Admittedly, the start of the evening was a little rocky, as the doors to Warsaw opened over an hour late, causing a significant backup and near overcrowding of the bar area. However, this potential issue was negated by the fact that within the building, two women from the cultural center make and serve traditional Polish eats for the shows. So while I waited to enter the concert venue, I was appeased by chowing down on homemade pierogies, which eliminated any issues I had with the delay itself, and about which I can say with confidence is the best food I’ve ever had at a concert venue in the city.
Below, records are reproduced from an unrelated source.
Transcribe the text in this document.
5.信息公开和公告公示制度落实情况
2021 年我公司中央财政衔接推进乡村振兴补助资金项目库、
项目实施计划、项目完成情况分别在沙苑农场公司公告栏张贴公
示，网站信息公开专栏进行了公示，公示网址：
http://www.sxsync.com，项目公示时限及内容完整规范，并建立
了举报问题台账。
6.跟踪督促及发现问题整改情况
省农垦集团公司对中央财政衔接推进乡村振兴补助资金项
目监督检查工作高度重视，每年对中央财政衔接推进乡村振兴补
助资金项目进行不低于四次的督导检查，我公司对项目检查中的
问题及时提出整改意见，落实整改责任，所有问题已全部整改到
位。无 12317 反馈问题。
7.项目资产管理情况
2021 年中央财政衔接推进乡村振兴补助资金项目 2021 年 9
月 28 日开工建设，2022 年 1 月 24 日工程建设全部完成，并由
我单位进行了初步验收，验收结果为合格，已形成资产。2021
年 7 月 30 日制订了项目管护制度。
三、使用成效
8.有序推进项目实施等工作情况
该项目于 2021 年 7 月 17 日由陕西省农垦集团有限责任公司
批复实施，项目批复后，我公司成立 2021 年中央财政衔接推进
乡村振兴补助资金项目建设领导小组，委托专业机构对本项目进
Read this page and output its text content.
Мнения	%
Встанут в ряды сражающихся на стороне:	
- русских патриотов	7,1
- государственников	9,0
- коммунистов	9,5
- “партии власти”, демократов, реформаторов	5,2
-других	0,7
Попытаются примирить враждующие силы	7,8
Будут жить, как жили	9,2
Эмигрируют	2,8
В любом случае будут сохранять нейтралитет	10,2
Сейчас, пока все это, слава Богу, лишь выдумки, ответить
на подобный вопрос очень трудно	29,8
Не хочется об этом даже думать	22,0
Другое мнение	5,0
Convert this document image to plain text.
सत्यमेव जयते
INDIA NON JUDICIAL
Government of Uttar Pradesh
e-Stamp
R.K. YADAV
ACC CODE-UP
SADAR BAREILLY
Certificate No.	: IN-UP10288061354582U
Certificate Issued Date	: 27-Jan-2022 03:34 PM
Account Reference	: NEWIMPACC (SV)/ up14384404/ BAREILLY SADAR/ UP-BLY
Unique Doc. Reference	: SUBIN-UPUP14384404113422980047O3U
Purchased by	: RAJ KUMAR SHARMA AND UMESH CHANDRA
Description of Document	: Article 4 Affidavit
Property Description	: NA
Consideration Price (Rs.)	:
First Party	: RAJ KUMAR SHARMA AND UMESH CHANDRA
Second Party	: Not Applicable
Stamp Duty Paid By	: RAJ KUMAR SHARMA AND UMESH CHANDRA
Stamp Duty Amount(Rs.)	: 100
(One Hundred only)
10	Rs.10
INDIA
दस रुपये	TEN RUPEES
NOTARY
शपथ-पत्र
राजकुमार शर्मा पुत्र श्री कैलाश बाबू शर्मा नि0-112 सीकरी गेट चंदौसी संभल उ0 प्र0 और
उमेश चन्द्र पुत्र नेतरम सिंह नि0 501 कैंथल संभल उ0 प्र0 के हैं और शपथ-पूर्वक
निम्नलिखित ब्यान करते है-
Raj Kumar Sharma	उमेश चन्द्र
Once we were able to enter the venue, the show was opened by a London-based quartet named Beaty Heart who played drum-heavy, electronic pop with a distinct island feel. Comparisons can be made early and often to Ezra Koenig and Vampire Weekend, with just a touch of St. Lucia, but their show served to be an appropriate appetizer to Jungle, impressing with songs like “Seafood” and “Cola.” Check out their solid debut album, Mixed Blessings, for more of their worldly, eclectic beats.